A colorful ring sets the stage for a brutal, high-energy skirmish between good and evil. Eager fans linger around, the air hot with anticipation for the commentator’s first roars as they introduce the evening’s rivals. The show begins and burly bodies leap and spar with a mix of grace and fury, struggling for dominance, roused by the screams of the crowd. The enthralled audience reaches far outside of the sweaty walls of the wrestling club; grouped around their TV sets, thousands of viewers watch the spectacle unfold from the comfort of their own homes. A familiar scene in Brazil between the 1960s up until the 1990s—with shows like Telecatch, and later Os Reis do Ringue and Os Gigantes do Ringue—professional wrestling holds a prime spot in the collective memory of many Brazilians.
Diego Saldiva’s Gigantes charts the attempted comeback of a group of wrestlers, raising questions about the appeal of this popular, performative entertainment. “My parents told stories of how a large part of the neighborhood would meet in the house of the only person who owned a television, just to watch certain shows,” he recalls. As a kid growing up, he remembers encountering the larger-than-life stars of professional wrestling every now and then on his grandmother’s TV set. But since the 1990s, its popularity has dwindled, and the ‘Giants’ that once reigned the wrestling ring found themselves out of favor. Having moved from São Paulo to Switzerland in 2008, these former celebrities were relegated to Saldiva’s childhood memories until he read in a local newspaper that the Gigantes do Ringue were making a comeback—in the outskirts of his hometown.
“A more ‘real-fight’ type of entertainment became very popular, and so pro-wrestling staged fights went underground. I was a bit surprised when I learned they were still active; it sounded a little anachronistic,” explains Saldiva. Intrigued by the stubborn persistence of these veterans of wrestling, the photographer decided to follow his nose and find out more. The majority of Saldiva’s projects stem from a personal connection to a given theme. Since working on a deeply intimate project about becoming a father to a sick child, he has been interested in themes of manhood and masculinity whilst also documenting the changes that São Paulo has undergone in his absence.
Saldiva began simply. Visiting the Gigantes’ shows, he photographed the people he met, documenting what he saw around him. But he soon became curious about the fault-lines of the wrestling phenomena and its popularity. What drove the giants into the ring? What was it about these choreographed acts of cruelty that made them so appealing to a mass audience? The majority of the men in his portraits joined the crew around the age of 18 in search of the fame and glory of being a Gigante. “Thirty years ago everybody knew them and, for many, becoming part of the Giants was a dream come true,” he explains.

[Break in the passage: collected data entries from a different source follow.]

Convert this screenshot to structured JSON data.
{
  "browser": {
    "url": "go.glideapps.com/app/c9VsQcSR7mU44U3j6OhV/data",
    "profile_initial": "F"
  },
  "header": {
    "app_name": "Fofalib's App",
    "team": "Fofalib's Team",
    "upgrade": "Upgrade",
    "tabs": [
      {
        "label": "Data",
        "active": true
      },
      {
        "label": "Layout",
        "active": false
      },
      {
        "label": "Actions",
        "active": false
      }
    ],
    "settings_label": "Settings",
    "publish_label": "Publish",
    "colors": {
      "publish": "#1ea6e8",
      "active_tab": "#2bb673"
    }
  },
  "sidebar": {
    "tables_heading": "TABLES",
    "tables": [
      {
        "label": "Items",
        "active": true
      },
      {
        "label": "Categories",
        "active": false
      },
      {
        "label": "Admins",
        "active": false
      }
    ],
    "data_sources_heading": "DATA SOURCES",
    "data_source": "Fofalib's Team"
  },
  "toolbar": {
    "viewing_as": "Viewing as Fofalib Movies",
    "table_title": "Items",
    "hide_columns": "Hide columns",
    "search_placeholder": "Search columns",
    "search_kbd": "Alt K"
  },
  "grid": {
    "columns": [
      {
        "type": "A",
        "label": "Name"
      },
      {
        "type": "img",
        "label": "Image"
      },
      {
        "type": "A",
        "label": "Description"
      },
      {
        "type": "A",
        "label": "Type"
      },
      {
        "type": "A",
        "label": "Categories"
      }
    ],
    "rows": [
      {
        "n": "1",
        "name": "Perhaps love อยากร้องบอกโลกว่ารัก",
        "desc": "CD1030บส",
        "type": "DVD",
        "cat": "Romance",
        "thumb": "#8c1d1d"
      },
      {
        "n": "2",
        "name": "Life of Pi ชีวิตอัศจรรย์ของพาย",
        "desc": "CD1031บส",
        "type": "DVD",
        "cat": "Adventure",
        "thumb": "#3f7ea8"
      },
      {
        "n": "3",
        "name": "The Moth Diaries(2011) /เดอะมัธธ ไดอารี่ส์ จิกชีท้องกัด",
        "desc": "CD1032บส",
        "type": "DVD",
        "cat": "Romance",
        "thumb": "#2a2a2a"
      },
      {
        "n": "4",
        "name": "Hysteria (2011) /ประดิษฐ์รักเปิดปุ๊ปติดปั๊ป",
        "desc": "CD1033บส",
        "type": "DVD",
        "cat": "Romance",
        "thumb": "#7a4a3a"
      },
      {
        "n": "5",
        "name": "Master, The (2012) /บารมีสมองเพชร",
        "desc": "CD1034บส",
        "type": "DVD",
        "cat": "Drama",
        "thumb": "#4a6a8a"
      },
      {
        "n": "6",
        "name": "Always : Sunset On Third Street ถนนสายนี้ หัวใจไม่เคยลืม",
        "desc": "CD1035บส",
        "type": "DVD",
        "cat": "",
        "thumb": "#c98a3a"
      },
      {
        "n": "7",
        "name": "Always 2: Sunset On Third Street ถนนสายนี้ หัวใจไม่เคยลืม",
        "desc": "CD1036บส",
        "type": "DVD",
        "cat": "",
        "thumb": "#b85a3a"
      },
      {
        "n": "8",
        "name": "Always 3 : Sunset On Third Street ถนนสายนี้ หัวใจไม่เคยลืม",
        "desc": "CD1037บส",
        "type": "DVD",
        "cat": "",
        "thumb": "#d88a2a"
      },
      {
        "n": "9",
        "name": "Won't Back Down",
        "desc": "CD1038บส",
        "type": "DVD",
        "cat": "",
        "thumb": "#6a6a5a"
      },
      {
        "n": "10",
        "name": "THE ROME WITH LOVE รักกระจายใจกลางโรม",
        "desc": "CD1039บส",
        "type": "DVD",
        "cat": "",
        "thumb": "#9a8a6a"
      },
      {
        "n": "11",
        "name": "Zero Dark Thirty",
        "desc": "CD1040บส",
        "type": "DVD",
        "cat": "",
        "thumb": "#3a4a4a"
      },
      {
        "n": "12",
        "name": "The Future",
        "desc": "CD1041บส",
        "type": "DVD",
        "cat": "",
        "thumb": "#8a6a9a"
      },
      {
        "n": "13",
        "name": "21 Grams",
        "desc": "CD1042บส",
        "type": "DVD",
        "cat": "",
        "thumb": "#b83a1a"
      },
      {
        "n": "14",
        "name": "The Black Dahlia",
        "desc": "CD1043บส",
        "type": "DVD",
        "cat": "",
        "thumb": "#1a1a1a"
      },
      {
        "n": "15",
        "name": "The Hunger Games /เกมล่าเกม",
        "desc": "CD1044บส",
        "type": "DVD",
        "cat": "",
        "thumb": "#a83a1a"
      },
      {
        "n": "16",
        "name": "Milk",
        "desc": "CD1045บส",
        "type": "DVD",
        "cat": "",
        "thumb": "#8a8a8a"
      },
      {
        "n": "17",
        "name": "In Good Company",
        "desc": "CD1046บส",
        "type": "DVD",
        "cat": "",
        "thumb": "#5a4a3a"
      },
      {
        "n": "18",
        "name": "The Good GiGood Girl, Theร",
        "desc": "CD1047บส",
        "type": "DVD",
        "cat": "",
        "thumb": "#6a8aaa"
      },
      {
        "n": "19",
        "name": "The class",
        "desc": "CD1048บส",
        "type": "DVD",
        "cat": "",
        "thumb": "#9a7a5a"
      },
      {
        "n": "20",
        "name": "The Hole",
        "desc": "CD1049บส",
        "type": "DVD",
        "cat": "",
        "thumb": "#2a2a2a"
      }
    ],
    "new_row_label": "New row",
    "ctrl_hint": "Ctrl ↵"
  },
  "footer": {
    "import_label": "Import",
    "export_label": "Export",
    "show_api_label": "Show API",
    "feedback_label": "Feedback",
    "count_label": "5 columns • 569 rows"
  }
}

Retreating from a straight documentary approach, the photographer began looking for anchor points in literature and Greek mythology, finding similarities in the tribe of 100 giants of Hesiod’s Theogony. “The relationship between nature and masculinity was also very interesting; the Giants were born to Gaia, mother earth, from the blood shed when Uranus, the sky, was castrated,” he explains. Known for their strength, force and indulgent violence, the Giants were earth-born beings who battled the Olympian Gods for the cosmos. Turning away from the main act, Saldiva photographed backstage and during training sessions, allowing the Giants to perform for his camera.
Interested in the space between the fantasy and heroism of wrestling culture and the reality of this difficult comeback, his images draw the curtain back on the theatre and excess of the hyper-masculine sport. In 1957, French cultural critic Roland Barthes opened his book Mythologies with a chapter about wrestling. Digging to the core of this popular form of entertainment, he draws parallels with ancient theatre where blown-out performances of suffering and sorrow play out on the stage. These “great solar spectacles” provide the audience with an exaggerated image of the strength and weaknesses of humanity. For Saldiva, there is also humor in wrestlings’ take on the age-old story of the hero. “It mocks the traitor, the conceited and even the hero—though finally making him prevail in the end,” he says.